Simple Machine Learning Classification
Hi! This is my first medium article. So, thank you for coming here.
In this article, I will tell you about Classification 101. Let’s begin with a brief introduction to machine learning and classification method.
Machine learning is an application of artificial intelligence (AI) that provides systems the ability to learn and improve from experience without being explicitly programmed automatically. Machine learning focuses on developing computer programs that can access data and use it to learn for themselves.
The learning process begins with observations or data, such as examples, direct experience, or instruction, to look for patterns in data and make better decisions in the future based on the measures we provide. The primary aim is to allow the computers to learn automatically without human intervention or assistance and adjust actions accordingly.
Machine learning is divided into supervised learning, unsupervised learning, and reinforcement learning. Supervised learning is divided into classification and regression. Unsupervised learning is divided into clustering and dimensionality reduction.

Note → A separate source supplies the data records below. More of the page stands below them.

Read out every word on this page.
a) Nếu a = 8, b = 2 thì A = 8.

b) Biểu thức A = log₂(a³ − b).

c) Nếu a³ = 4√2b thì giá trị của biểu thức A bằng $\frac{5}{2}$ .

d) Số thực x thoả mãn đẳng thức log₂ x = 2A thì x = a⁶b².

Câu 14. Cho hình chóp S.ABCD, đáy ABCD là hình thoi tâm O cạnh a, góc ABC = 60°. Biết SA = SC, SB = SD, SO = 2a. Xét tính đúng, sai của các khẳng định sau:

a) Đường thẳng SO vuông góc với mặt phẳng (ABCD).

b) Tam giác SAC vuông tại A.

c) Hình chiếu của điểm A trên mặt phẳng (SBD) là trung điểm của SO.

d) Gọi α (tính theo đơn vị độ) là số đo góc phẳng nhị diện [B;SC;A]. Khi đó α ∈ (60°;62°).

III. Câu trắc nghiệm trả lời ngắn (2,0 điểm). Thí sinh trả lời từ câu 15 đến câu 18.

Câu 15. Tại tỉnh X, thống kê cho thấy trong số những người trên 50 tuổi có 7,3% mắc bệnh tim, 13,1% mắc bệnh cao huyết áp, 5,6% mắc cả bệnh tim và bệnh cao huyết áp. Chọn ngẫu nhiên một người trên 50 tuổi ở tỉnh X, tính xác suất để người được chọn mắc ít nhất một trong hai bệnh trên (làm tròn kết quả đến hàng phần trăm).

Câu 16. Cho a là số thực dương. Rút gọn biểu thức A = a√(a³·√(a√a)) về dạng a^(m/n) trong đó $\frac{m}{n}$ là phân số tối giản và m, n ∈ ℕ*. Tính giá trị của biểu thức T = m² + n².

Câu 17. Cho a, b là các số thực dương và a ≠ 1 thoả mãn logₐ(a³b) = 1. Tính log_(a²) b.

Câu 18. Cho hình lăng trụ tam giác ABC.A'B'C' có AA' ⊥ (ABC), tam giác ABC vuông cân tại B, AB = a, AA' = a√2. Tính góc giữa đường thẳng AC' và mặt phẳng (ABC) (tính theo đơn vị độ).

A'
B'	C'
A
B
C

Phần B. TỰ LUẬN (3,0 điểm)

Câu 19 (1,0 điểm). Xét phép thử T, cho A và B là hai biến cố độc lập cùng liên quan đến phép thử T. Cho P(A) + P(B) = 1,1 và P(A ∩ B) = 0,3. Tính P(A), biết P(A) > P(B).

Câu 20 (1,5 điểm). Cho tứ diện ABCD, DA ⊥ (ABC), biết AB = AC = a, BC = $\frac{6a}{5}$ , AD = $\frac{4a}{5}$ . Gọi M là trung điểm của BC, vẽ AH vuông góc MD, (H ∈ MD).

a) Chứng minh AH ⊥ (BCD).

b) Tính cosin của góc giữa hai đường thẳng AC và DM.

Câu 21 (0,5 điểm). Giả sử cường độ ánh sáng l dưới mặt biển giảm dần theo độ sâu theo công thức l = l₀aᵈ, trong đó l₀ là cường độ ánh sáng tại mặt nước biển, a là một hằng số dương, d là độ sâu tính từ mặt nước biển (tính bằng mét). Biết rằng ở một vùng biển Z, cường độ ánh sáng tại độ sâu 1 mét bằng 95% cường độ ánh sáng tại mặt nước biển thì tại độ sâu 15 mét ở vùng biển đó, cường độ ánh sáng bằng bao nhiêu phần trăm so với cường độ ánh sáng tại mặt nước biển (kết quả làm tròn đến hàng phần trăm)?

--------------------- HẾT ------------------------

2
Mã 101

Our focus here is the Classification method based on supervised learning.
In machine learning, classification refers to a predictive modeling problem where a class label is predicted for a given example of input data. For instance: Predicting spam messages and predicting early stroke indication.
Now let’s breakdown the example for predicting early stroke indication by using Machine learning classification!

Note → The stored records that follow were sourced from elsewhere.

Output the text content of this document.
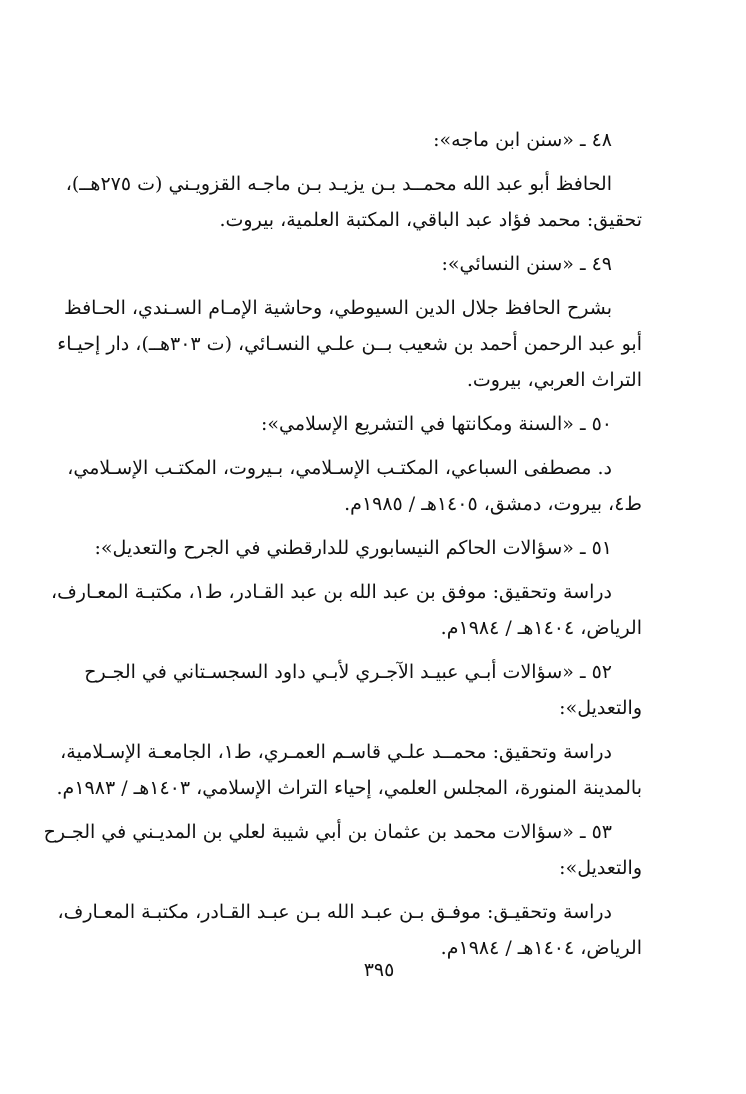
٤٨ ـ «سنن ابن ماجه»:

الحافظ أبو عبد الله محمــد بـن يزيـد بـن ماجـه القزويـني (ت ٢٧٥هــ)،
تحقيق: محمد فؤاد عبد الباقي، المكتبة العلمية، بيروت.

٤٩ ـ «سنن النسائي»:

بشرح الحافظ جلال الدين السيوطي، وحاشية الإمـام السـندي، الحـافظ
أبو عبد الرحمن أحمد بن شعيب بــن علـي النسـائي، (ت ٣٠٣هــ)، دار إحيـاء
التراث العربي، بيروت.

٥٠ ـ «السنة ومكانتها في التشريع الإسلامي»:

د. مصطفى السباعي، المكتـب الإسـلامي، بـيروت، المكتـب الإسـلامي،
ط٤، بيروت، دمشق، ١٤٠٥هـ / ١٩٨٥م.

٥١ ـ «سؤالات الحاكم النيسابوري للدارقطني في الجرح والتعديل»:

دراسة وتحقيق: موفق بن عبد الله بن عبد القـادر، ط١، مكتبـة المعـارف،
الرياض، ١٤٠٤هـ / ١٩٨٤م.

٥٢ ـ «سؤالات أبـي عبيـد الآجـري لأبـي داود السجسـتاني في الجـرح
والتعديل»:

دراسة وتحقيق: محمــد علـي قاسـم العمـري، ط١، الجامعـة الإسـلامية،
بالمدينة المنورة، المجلس العلمي، إحياء التراث الإسلامي، ١٤٠٣هـ / ١٩٨٣م.

٥٣ ـ «سؤالات محمد بن عثمان بن أبي شيبة لعلي بن المديـني في الجـرح
والتعديل»:

دراسة وتحقيـق: موفـق بـن عبـد الله بـن عبـد القـادر، مكتبـة المعـارف،
الرياض، ١٤٠٤هـ / ١٩٨٤م.

٣٩٥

First, we need to import some libraries. In this project, there are three essential libraries to import, which are:
- NumPy provides objects for multi-dimensional arrays.
- Pandas provides high-performance, easy-to-use structures, and data analysis tools. Also, Pandas provides an in-memory 2d table object called Dataframe.
- Matplotlib provides data visualization.
Another library in this project will be explained later. I used Google Collab to code this project.
As you can see above, there are google.colab files and io. Both libraries had a function to import data from local disk to Google Collab. After that, I convert raw data into Pandas dataframe. Now we can see the overview of our data.
After this, let’s explore our data using EDA (Exploratory data analysis). First, remove rows of duplicate and null data. Then we convert any string data into numeric labels using Label Encoder.
Now remove id_pasien because it is not related to stroke indication.
Now let’s making a correlation table to see how related all features to an early indication of a stroke.
You can see, not all features are correlated to an early indication for stroke. Now remove any features that are less correlated using VIF method. Variance inflation factor (VIF) is a measure of the amount of multicollinearity in a set of multiple regression variables. Mathematically, the VIF for a classification model variable is equal to the overall model variance-ratio to the variance of a model that includes only that single independent variable. For using VIF method, separate dependent variable and independent variables. A dependent variable is a variable whose variations depend on independent variables. In this case, it would be ‘stroke’. An Independent variable is a variable whose variations do not depend on another variable. In this case, it would be all features besides ‘stroke’.
After using VIF method, you can see ‘umur’ or age is not too correlated to an early indication for stroke. Therefore, the finals independent variables are [‘jenis_kelamin’, ‘hipertensi’, ‘penyakit_jantung’, ‘sudah_menikah’, ‘jenis_pekerjaan’, ‘jenis_tempat_tinggal’, ‘rata2_level_glukosa’, ‘bmi’, ‘merokok’].
Now let’s make the model using three different methods for machine learning classification. But, the first thing we have to do is to separate train data and test data. As you can see above, I am already using a train test split library to split the data into train data and test data.
I separate the data into 75% allocated to train data, and another 25% is allocated to test data.
To make the model, first, fit independent and dependant variable in train data. Then, predict the result using test data.
Logistic Regression method:
Logistic regression uses a logistic function to frame a binary output model. The output of the logistic regression will be a probability (0≤x≤1) and can be used to predict the binary 0 or 1 as the output ( if x<0.5, output= 0, else output=1).
Decision Tree:
Decision tree is derived from the independent variables, with each node having a condition over a feature. The nodes decide which node to navigate next based on the condition. Once the leaf node is reached, the output is predicted. The right sequence of conditions makes the tree efficient. Entropy/Information gain is used as the criteria to select the conditions in nodes. A recursive, greedy-based algorithm is used to derive the tree structure.
K-Nearest Neighbors (KNN)
The basic logic behind KNN is to explore your neighborhood, assume the test datapoint to be similar to them, and derive the output. In KNN, we look for k neighbors and come up with the prediction.
For conclusion, from all the methods above, we can say that both K-Nearest Neighbors and Logistic is a more suitable method for making a machine learning model with the data we provide.